The octogenarian, in her nostalgia, remembers her days of taking food to workmen at Wellington Street, and credits Seaga for the transformation of Tivoli with a raft of construction projects.

“Him build a school over there and call me and send me over there to work, ancillary work in the canteen. Health centre, school, training centre, we have everything down here to our comfort. So we miss him to we heart,” said Smith, before showering praise on Seaga mentee Desmond McKenzie, one-time councillor and current MP of West Kingston.

“Desmond a me boss, second to Seaga fi me. Mr McKenzie a mi second prime minister. Me nuh have nuh more prime minister. Me love Mr Holness, but Mr Holness don’t know me, Mr Seaga know me personally,” she said of Andrew Holness, the prime minister and another protégé of Seaga.

ETERNALLY GRATEFUL

Still, nothing can erase the kindness Smith says she felt at Seaga’s hands and for which she will be eternally grateful. Chief among them is the memory of how the former prime minister intervened in securing caregivers for her seven children while she worked.

“Me couldn’t get anybody fi look after them and him say mi must take them over the Kiwanis Centre and make Miss Lady over there look after them, and if I come 8 o’clock a night, she must keep them until 8 o’clock,” Smith told The Gleaner.

As she reflects on his legacy, Hazel Smith blames residents for not building on Seaga’s ambitious vision for Tivoli Gardens.

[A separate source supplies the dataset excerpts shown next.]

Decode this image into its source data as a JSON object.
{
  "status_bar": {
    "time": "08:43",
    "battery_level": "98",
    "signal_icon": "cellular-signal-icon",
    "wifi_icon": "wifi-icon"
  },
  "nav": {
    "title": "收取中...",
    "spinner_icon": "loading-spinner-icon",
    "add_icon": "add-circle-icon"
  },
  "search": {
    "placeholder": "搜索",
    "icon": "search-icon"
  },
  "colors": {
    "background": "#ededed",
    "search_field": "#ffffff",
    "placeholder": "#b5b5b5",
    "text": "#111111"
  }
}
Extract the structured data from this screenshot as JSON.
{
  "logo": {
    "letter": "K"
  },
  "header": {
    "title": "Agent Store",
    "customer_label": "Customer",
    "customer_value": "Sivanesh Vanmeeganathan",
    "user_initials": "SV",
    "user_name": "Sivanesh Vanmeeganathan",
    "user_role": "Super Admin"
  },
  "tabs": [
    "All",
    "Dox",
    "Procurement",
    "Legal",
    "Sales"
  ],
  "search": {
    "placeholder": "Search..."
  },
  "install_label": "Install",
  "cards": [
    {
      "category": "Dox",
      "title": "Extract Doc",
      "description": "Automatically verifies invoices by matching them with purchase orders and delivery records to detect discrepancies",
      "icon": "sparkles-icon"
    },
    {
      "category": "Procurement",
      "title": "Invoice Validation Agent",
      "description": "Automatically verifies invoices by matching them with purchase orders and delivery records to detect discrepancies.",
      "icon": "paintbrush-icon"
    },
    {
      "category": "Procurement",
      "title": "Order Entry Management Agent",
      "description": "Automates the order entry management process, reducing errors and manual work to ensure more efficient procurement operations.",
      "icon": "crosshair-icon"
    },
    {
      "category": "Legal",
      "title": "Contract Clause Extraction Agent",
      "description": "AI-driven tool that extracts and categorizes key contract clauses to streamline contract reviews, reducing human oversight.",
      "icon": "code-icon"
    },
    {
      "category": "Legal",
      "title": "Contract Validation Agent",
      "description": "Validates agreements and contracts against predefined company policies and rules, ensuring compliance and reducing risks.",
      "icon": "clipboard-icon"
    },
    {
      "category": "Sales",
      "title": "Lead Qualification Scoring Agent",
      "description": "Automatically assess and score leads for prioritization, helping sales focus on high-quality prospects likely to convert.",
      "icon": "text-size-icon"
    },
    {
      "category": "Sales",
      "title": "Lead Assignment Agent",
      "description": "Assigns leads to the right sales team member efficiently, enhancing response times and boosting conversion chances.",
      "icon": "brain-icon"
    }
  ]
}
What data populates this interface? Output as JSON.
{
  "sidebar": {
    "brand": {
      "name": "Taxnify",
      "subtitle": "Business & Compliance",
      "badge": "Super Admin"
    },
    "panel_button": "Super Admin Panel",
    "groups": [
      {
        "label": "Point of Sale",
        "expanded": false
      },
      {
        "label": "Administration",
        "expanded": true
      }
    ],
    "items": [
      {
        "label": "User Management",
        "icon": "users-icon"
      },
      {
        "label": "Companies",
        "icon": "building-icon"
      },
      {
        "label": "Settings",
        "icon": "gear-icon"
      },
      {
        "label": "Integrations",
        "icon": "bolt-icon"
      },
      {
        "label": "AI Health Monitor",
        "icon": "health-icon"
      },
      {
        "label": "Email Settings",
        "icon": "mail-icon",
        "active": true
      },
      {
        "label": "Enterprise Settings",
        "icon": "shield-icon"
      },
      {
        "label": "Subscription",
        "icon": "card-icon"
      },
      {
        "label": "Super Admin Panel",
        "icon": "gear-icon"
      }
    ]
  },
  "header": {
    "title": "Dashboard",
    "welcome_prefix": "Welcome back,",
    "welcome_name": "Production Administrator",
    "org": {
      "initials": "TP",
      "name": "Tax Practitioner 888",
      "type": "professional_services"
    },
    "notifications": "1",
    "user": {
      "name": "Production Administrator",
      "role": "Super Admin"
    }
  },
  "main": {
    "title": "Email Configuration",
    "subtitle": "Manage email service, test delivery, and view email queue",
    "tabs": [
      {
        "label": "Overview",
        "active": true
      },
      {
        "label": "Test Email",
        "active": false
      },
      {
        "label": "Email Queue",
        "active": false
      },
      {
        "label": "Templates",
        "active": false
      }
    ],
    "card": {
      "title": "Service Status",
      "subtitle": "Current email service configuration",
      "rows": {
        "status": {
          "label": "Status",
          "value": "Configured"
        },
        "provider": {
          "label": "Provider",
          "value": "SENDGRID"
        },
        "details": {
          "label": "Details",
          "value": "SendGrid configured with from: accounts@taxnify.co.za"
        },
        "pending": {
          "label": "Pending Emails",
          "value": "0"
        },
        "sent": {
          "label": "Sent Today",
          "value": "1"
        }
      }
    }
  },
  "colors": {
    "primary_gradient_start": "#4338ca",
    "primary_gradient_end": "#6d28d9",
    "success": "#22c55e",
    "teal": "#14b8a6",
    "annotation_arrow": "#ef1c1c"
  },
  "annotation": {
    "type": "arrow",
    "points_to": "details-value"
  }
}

“Look pon the house weh we family mash up, we nuh build pon it, and that make him look bad. All 20 a we live inna one house. Anno fi him fault, because the Tivoli of today is not the Tivoli of 30 years ago. If we did live by Seaga plans, you could come and sit and enjoy the cool of the breeze, the atmosphere. We have nice centre over there so, dancing, culture a gwaan. Look how over deh stay, the centre right ya so,” Smith said, disappointed.

She spends most of her days on the verandah, unable to go much farther, but admits that in her heyday she was a Labourite loyalist. Seaga has been ailing with cancer for some time and is battling for life in a Florida hospital. Now, she wants to be able to pay tribute to him one last time.

“When Bustamante did dead, rain start pon me and end pon mi up a Duke Street, up a Union Hall, so we would want the same thing happen with Seaga, too. And mi a beg God fi gi him likkle more time.

“... Weh him deh, me can’t reach deh so. But a him make mi can eat and drink, because me can come and sit down here and wait upon the month fi come fi get me pension.”